The liberal agenda continued to be on display when the Legislature authorized S.125. Besides expanding the sex offender registry, the bill creates a juvenile crime when teens electronically send explicit photos. Of course, the “sexting” part of the bill drew nation-wide criticism. As the Republican leaders noted, “Your job may be in jeopardy, but your 13-year-old daughter will be able to text a pornographic video of herself to her 18-year-old boyfriend with no worries.”
Perhaps because liberal causes distracted the Legislature, it did not appropriately focus on the budget. Thus, instead of making difficult choices on social services, it chose to delay cuts until future years. The lack of time and the Democratic propensity to spend money resulted in increased spending at a time when Vermonters are already overtaxed. Although Vermont has America’s highest state tax rate, the Democrats passed a budget including $26 million in tax increases.
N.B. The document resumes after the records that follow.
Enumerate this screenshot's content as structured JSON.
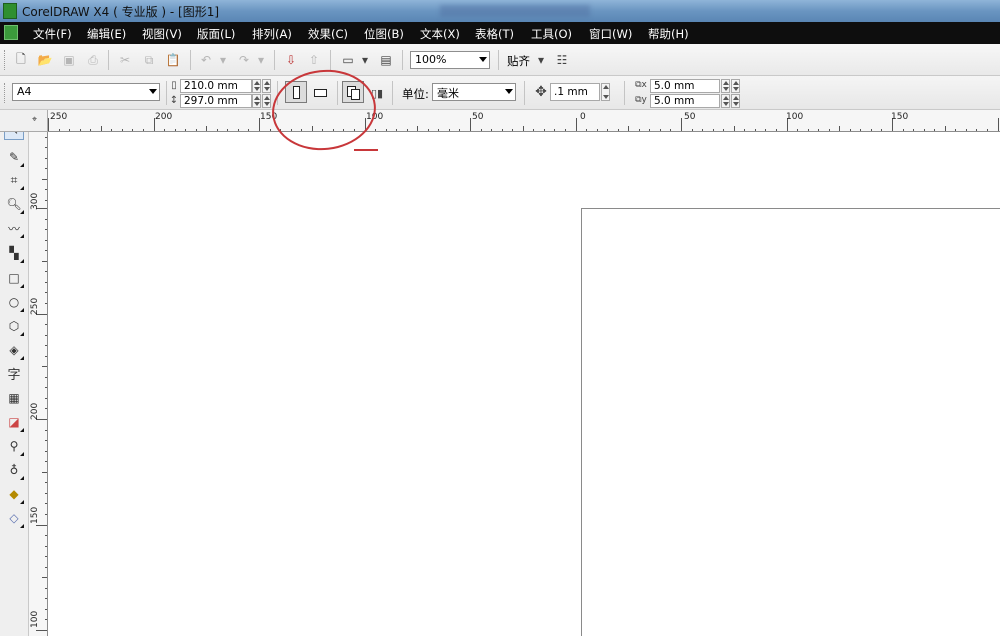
{
  "window": {
    "title": "CorelDRAW X4 ( 专业版 ) - [图形1]"
  },
  "menu": {
    "items": [
      {
        "label": "文件(F)"
      },
      {
        "label": "编辑(E)"
      },
      {
        "label": "视图(V)"
      },
      {
        "label": "版面(L)"
      },
      {
        "label": "排列(A)"
      },
      {
        "label": "效果(C)"
      },
      {
        "label": "位图(B)"
      },
      {
        "label": "文本(X)"
      },
      {
        "label": "表格(T)"
      },
      {
        "label": "工具(O)"
      },
      {
        "label": "窗口(W)"
      },
      {
        "label": "帮助(H)"
      }
    ]
  },
  "standard_toolbar": {
    "zoom": "100%",
    "snap_label": "贴齐"
  },
  "property_bar": {
    "page_size": "A4",
    "width": "210.0 mm",
    "height": "297.0 mm",
    "units_label": "单位:",
    "units_value": "毫米",
    "nudge": ".1 mm",
    "dup_x": "5.0 mm",
    "dup_y": "5.0 mm"
  },
  "rulers": {
    "horizontal": [
      "250",
      "200",
      "150",
      "100",
      "50",
      "0",
      "50",
      "100",
      "150"
    ],
    "vertical": [
      "300",
      "250",
      "200",
      "150",
      "100"
    ]
  },
  "toolbox": {
    "text_tool_glyph": "字"
  },
  "colors": {
    "annotation": "#c8373a",
    "menubar": "#0e0e0e"
  }
}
With every Republican voting against it, Democrats truly own this year’s budget. Because Douglas will veto the package, he called for a special legislative session next week to improve it. However, Democrats are confident they have enough votes to override Douglas’ veto and their budget will become law without further changes. Both of Williston’s representatives, Democrats Terry Macaig and McCullough, voted for the budget.
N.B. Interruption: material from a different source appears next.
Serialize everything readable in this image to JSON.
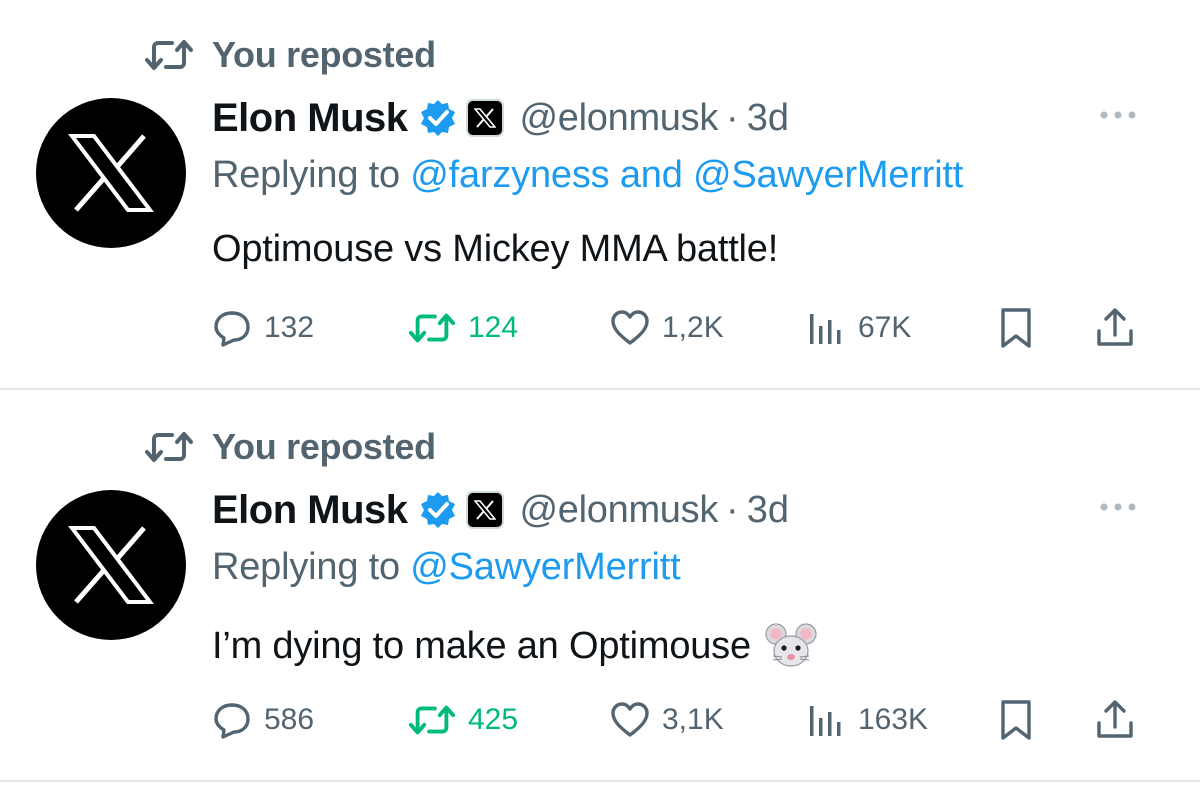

The budget relies on federal stimulus money and tax increases to make up for declining revenue in order to avoid cutting the size of government. Still, the Democrats’ budget totals $200 million in deficits over the next two years. These deficits will surely grow when federal funds run out.
Besides the tax increases and funding deficits, Douglas and Republicans point out that the budget does not address a $160 million shortfall in Vermont’s Unemployment Insurance Trust Fund. Additionally, while student enrollment continues to decline, the budget does not cut education spending. Finally, as noted by Angelo Lynn, publisher/editor of the Addison Independent, the plan allocates just $4.1 million in a $4.5 billion budget for economic development and job creation investments.
In the end, Democrats refused to make meaningful cuts to state government and the result is a budget greater than what Vermonters can realistically afford.
“This bill demonstrates this Legislature’s inability to make the hard decisions needed to assure Vermonters’ financial health,” said Rep. Tom Koch, R-Barre. “It manifests an attitude that the taxpayers can always be tapped to do just a little more.”
Over the next few years — as revenues continue to decline and the federal stimulus money dries up — the Legislature will face two choices: Cut spending or increase taxes. As Rep. Rick Hube, R-South Londonderry, wrote, “Those who would write budgets that overspend will have a tendency to fund them by overtaxing.” Since the Democratic-led Legislature has already shown it cannot cut spending, get ready to pay higher taxes for the foreseeable future.
Michael Benevento is a former Air Force fighter jet weapon systems officer. He has a bachelor’s degree in Military History and a master’s in International Relations. Mike resides in Williston with his wife Kristine and their two sons, Matthew and Calvin.